The piece opens with a harp playing a single note, D, twelve times which is accompanied by soft chords from the string section. This then leads to the E flat and A chords also known as a tritone or the “Devil’s chord”, and the solo violin’s E string is tuned a half step lower to create this effect played by a solo violinist, which represents death. After which the main theme is heard on a solo flute and is followed by a descending scale on the solo violin which is accompanied by soft chords from the string section, particularly the lower instruments of the string section, followed by the full orchestra who then joins in on the descending scale. The main theme and the scale is then heard throughout the various sections of the orchestra until it breaks to the solo violin and the harp playing the scale. The piece becomes more energetic and climaxes with the full orchestra playing very strong dynamics. Towards the end of the piece, there is another violin solo, now in modulation, which is then joined by the rest of the orchestra. The final section represents the dawn breaking and the skeletons returning to their graves.

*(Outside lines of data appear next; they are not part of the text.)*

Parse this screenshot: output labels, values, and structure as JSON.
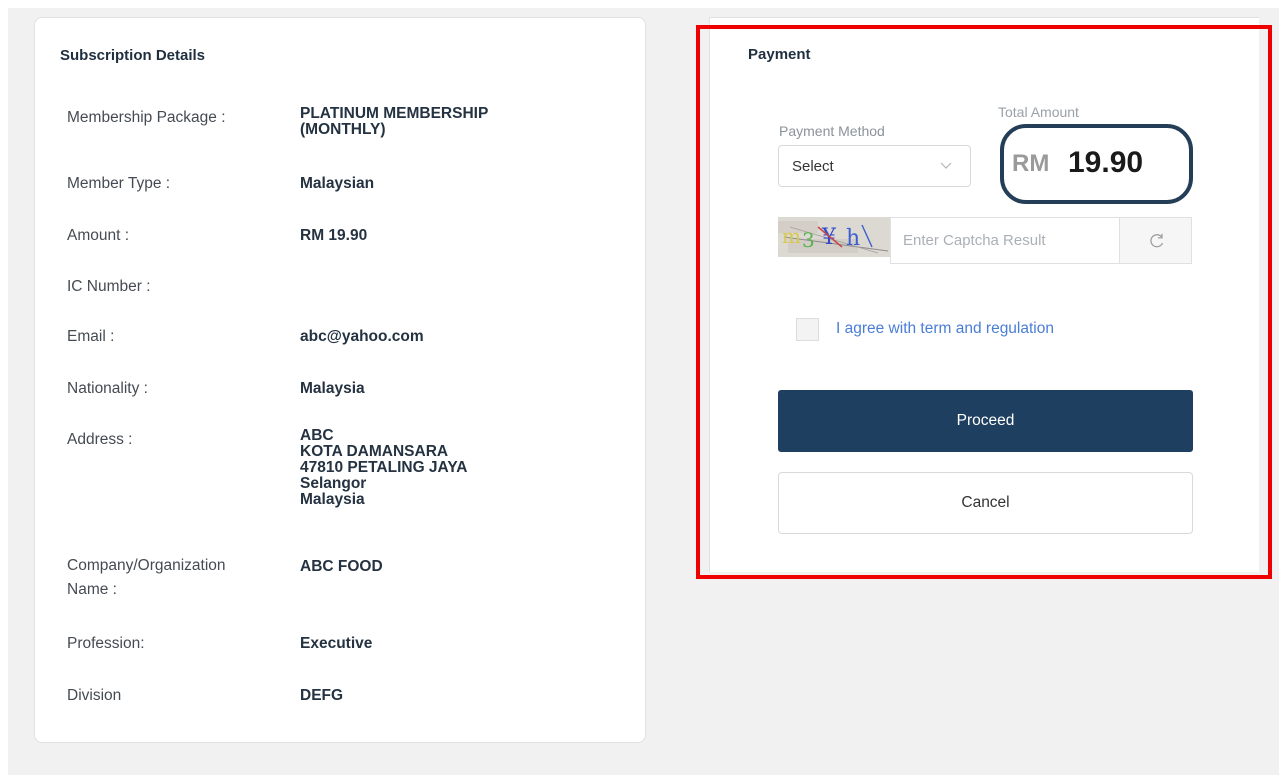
{
  "details": {
    "title": "Subscription Details",
    "rows": [
      {
        "label": "Membership Package :",
        "value": "PLATINUM MEMBERSHIP\n(MONTHLY)"
      },
      {
        "label": "Member Type :",
        "value": "Malaysian"
      },
      {
        "label": "Amount :",
        "value": "RM 19.90"
      },
      {
        "label": "IC Number :",
        "value": ""
      },
      {
        "label": "Email :",
        "value": "abc@yahoo.com"
      },
      {
        "label": "Nationality :",
        "value": "Malaysia"
      },
      {
        "label": "Address :",
        "value": "ABC\nKOTA DAMANSARA\n47810 PETALING JAYA\nSelangor\nMalaysia"
      },
      {
        "label": "Company/Organization\nName :",
        "value": "ABC FOOD"
      },
      {
        "label": "Profession:",
        "value": "Executive"
      },
      {
        "label": "Division",
        "value": "DEFG"
      }
    ]
  },
  "payment": {
    "title": "Payment",
    "method_label": "Payment Method",
    "method_selected": "Select",
    "total_label": "Total Amount",
    "total_currency": "RM",
    "total_value": "19.90",
    "captcha_text": "m3¥h",
    "captcha_placeholder": "Enter Captcha Result",
    "agree_text": "I agree with term and regulation",
    "proceed_label": "Proceed",
    "cancel_label": "Cancel"
  },
  "colors": {
    "primary": "#1f3f60",
    "highlight": "#ee0000",
    "link": "#4a7dd6"
  }
}
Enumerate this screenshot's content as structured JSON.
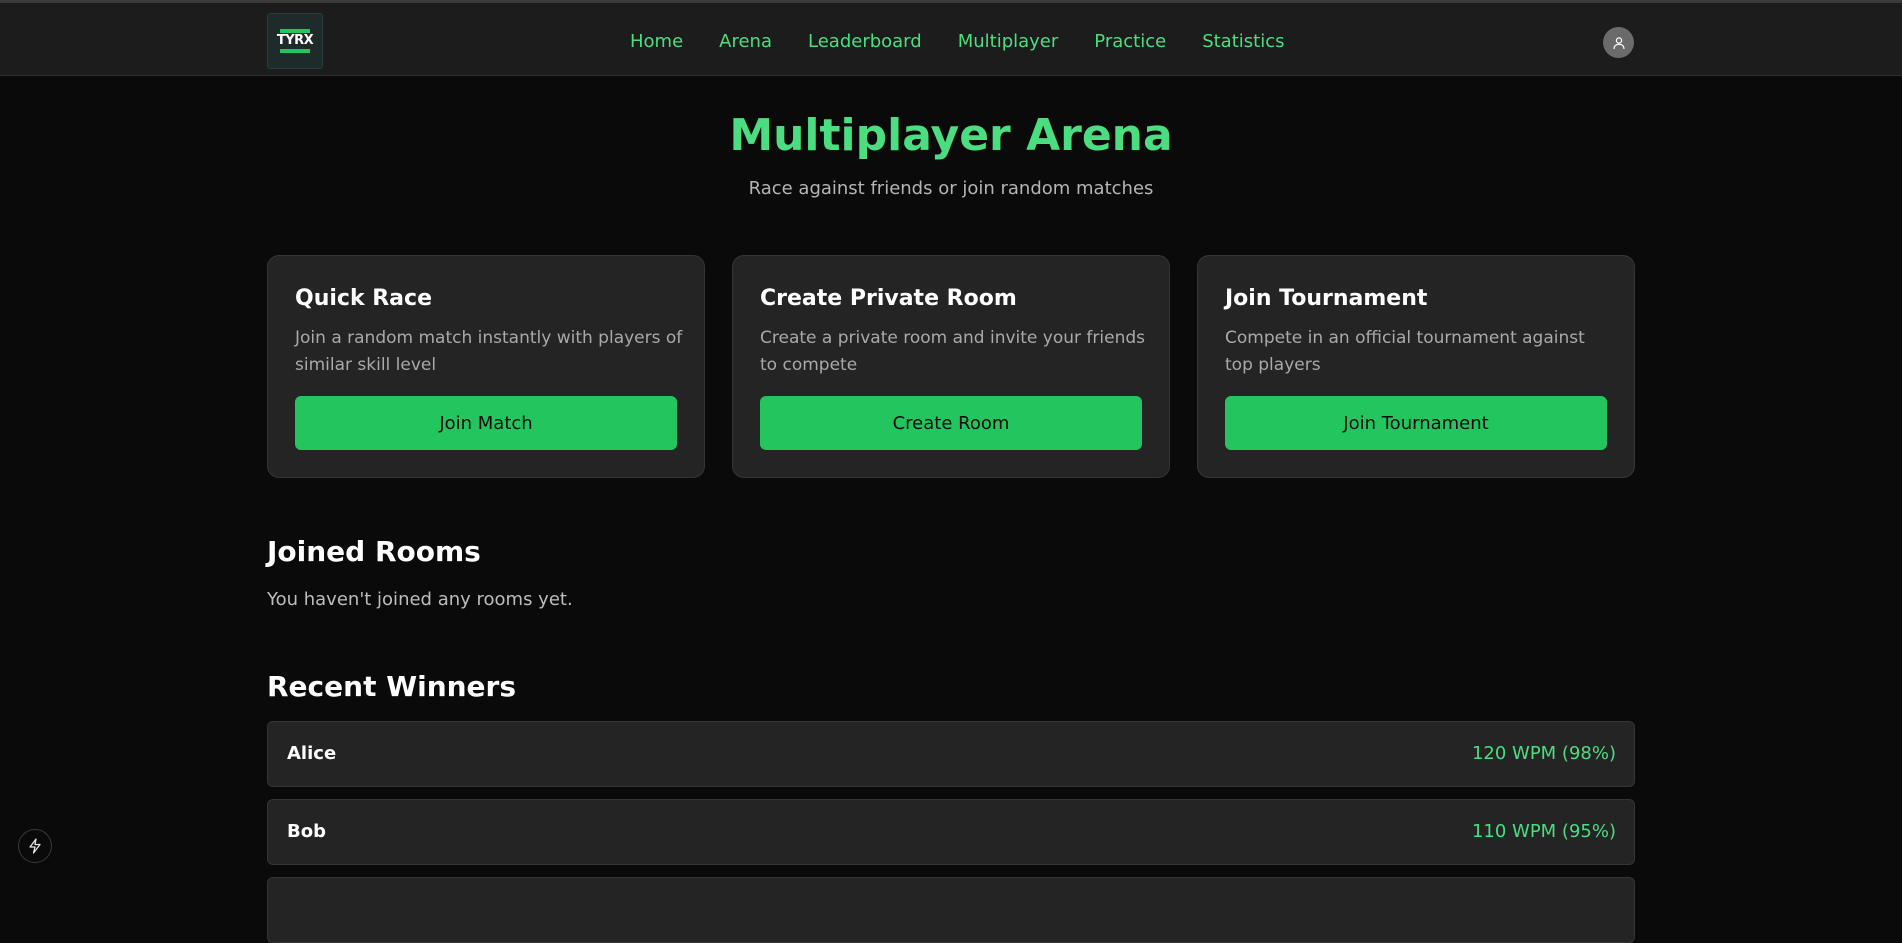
{
  "header": {
    "logo_text": "TYRX",
    "nav": [
      {
        "label": "Home"
      },
      {
        "label": "Arena"
      },
      {
        "label": "Leaderboard"
      },
      {
        "label": "Multiplayer"
      },
      {
        "label": "Practice"
      },
      {
        "label": "Statistics"
      }
    ],
    "avatar_icon": "user-icon"
  },
  "hero": {
    "title": "Multiplayer Arena",
    "subtitle": "Race against friends or join random matches"
  },
  "cards": [
    {
      "title": "Quick Race",
      "description": "Join a random match instantly with players of similar skill level",
      "button": "Join Match"
    },
    {
      "title": "Create Private Room",
      "description": "Create a private room and invite your friends to compete",
      "button": "Create Room"
    },
    {
      "title": "Join Tournament",
      "description": "Compete in an official tournament against top players",
      "button": "Join Tournament"
    }
  ],
  "joined_rooms": {
    "title": "Joined Rooms",
    "empty_text": "You haven't joined any rooms yet."
  },
  "recent_winners": {
    "title": "Recent Winners",
    "rows": [
      {
        "name": "Alice",
        "score": "120 WPM (98%)"
      },
      {
        "name": "Bob",
        "score": "110 WPM (95%)"
      }
    ]
  },
  "colors": {
    "accent": "#4ade80",
    "button": "#22c55e",
    "background": "#0a0a0a",
    "card": "#242424"
  },
  "dev_badge_icon": "lightning-icon"
}
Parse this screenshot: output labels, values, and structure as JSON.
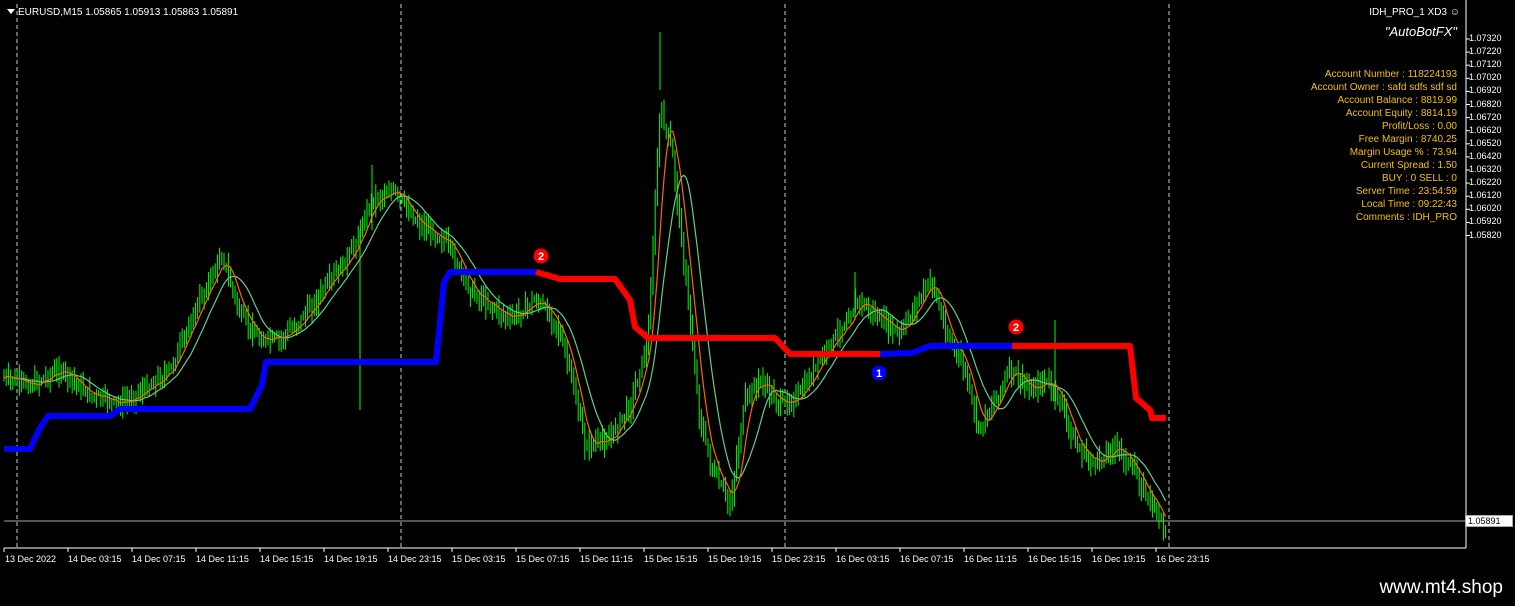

The piece makes particular use of the xylophone to imitate the sounds of rattling bones. Saint-Saëns uses a similar motif in the Fossils movement of The Carnival of the Animals.

I’m always happy when the Wikipedia pages for certain pieces of music are well-written and informative, I end up with a whole other level of appreciation for it. The Danse Macabre is awesome enough on its own, but the extra little facts are really worth reading.

The clock strikes midnight, so you know what that means. Time for the dead to dance once more.